Ce voisin c’est les États-Unis. Le Japon est son grand allié dans la région, sa base arrière pour y poser des missiles. Cette amitié crée des inimitiés avec les autres puissances de la région, de la Corée du Nord staliniste à la Russie poutiniste. La controverse autour des Îles Kouriles en fait foi. Rien à voir cependant avec les tensions avec la Chine : les deux pays se chamaillent en permanence. Non pas avec des fantassins et des baïonnettes, mais avec de la diplomatie molle et des symboles historiques. Entre Tokyo et Pékin, le souvenir de la guerre n’est jamais loin.
La perspective un peu moins. Avant de conquérir un territoire, il faut être souverain sur le sien. La meilleure attaque est la défense et la meilleure défense est l’attaque. La Chine met constamment la pression sur le Japon avec le souvenir des crimes du siècle dernier car c’est un jeu d’échecs et un jeu de dominos : dès que l’adversaire reconnait une fois sa faute, il est obligé de céder sur tout. C’est pourquoi l’Europe a voulu l’indépendance du Kosovo pour mettre en difficulté la Russie. C’est pourquoi l’Algérie demande constamment des excuses à la France.
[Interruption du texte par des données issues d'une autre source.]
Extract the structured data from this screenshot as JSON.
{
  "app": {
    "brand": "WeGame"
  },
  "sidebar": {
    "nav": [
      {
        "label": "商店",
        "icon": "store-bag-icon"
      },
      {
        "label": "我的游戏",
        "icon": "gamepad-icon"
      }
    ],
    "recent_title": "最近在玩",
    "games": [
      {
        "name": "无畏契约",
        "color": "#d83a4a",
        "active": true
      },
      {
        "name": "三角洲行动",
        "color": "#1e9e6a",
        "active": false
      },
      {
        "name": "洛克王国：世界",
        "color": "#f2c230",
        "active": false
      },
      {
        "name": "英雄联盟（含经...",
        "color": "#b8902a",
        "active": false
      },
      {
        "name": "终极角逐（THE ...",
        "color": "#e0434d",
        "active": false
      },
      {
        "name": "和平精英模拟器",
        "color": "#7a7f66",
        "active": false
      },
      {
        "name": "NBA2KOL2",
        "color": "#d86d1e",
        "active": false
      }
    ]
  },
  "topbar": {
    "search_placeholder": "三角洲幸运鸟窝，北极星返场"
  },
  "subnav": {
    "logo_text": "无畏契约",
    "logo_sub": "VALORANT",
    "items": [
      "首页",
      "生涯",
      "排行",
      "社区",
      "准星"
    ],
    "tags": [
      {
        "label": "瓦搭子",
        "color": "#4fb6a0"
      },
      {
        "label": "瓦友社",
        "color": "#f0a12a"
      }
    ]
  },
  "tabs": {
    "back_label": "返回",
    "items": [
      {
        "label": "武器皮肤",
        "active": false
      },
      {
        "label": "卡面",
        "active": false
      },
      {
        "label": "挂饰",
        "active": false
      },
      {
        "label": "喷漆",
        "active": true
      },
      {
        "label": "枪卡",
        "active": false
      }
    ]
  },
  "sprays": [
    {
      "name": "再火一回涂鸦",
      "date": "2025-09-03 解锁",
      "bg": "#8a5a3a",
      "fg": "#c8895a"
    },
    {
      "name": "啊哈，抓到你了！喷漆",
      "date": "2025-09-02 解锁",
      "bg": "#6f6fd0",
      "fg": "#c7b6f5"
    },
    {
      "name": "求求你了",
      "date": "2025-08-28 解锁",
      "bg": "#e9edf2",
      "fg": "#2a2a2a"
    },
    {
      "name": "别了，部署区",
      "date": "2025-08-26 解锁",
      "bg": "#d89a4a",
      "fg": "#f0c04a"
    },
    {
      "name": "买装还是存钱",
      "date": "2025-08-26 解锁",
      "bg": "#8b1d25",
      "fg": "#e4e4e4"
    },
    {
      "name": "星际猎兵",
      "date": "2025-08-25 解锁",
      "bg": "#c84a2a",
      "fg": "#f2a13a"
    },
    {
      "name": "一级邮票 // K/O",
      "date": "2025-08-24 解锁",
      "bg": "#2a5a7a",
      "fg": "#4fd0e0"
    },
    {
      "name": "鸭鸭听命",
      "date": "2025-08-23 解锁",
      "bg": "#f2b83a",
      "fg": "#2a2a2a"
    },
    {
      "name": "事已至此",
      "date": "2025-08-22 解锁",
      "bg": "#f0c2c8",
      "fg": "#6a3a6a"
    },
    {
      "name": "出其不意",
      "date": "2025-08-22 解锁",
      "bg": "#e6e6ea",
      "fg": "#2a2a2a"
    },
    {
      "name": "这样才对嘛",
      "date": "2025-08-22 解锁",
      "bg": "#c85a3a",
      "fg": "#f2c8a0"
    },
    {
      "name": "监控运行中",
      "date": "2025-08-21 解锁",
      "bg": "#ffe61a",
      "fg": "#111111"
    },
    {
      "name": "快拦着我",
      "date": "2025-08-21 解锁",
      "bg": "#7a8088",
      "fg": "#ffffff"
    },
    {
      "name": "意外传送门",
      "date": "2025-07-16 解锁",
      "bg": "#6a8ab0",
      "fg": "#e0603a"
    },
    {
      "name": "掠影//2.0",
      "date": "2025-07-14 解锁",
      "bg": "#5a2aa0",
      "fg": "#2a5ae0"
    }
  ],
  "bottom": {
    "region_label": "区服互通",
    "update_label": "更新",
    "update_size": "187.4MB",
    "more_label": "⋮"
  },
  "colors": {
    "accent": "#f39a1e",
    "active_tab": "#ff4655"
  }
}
La guerre fait bien plus pour la paix que les traités. Ce sont même les traités qui créent le plus la guerre. Ils mettent des pays sous pression et créent des précédents irréversibles. Celui de Versailles disait que l’Allemagne paierait et il y eut la guerre. Le Japon est le pays du soleil levant. C’est aussi celui des sumos : quand il se bat il en fait des tonnes mais c’est extrêmement rare. Sa population vieillit. Sa jeunesse est triste. Son 1er ministre est impopulaire. Son économie est vieillissante. Ses finances sont moribondes. Il veut la paix. Mais il n’en a pas les moyens.
Le Japon est situé sur une zone sismique en termes géostratégiques. Entre la Chine, les États-Unis et la Russie. Au bord de la mer pour y baser une flotte et faire du commerce. Sans mers chaudes, point de ports. Près des terres pour occuper un espace vital et partir à l’attaque. Sur un relief accidenté pour résister aux agressions et ne pas se laisser envahir, tel l’Afghanistan avec ses montagnes ou l’URSS avec le Général Hiver. La géopolitique c’est de l’occupation et des positions. Il vaut mieux dominer la guerre de position que perdre la guerre de mouvement.
Le Japon ne demande rien et il n’a d’ailleurs rien. Ni richesse naturelle qui fait de ces si petits espaces de tels enjeux géostratégiques. Le Zaïre pour l’uranium. Les Îles Malouines pour les zones économiques exclusives. Le Caucase pour le gaz. L’Irak pour le pétrole. La bande de Gaza pour l’eau. Le vignoble du Bordeaux pour le vin. On est souvent pauvre de ses richesses. Ni détroit stratégique comme le Bosphore et Gibraltar dont on dit qu’il ne faut laisser personne gérer les deux côtés. Le Japon s’est fait tout seul. Ce n’est ni un État-tampon ni un État bidon.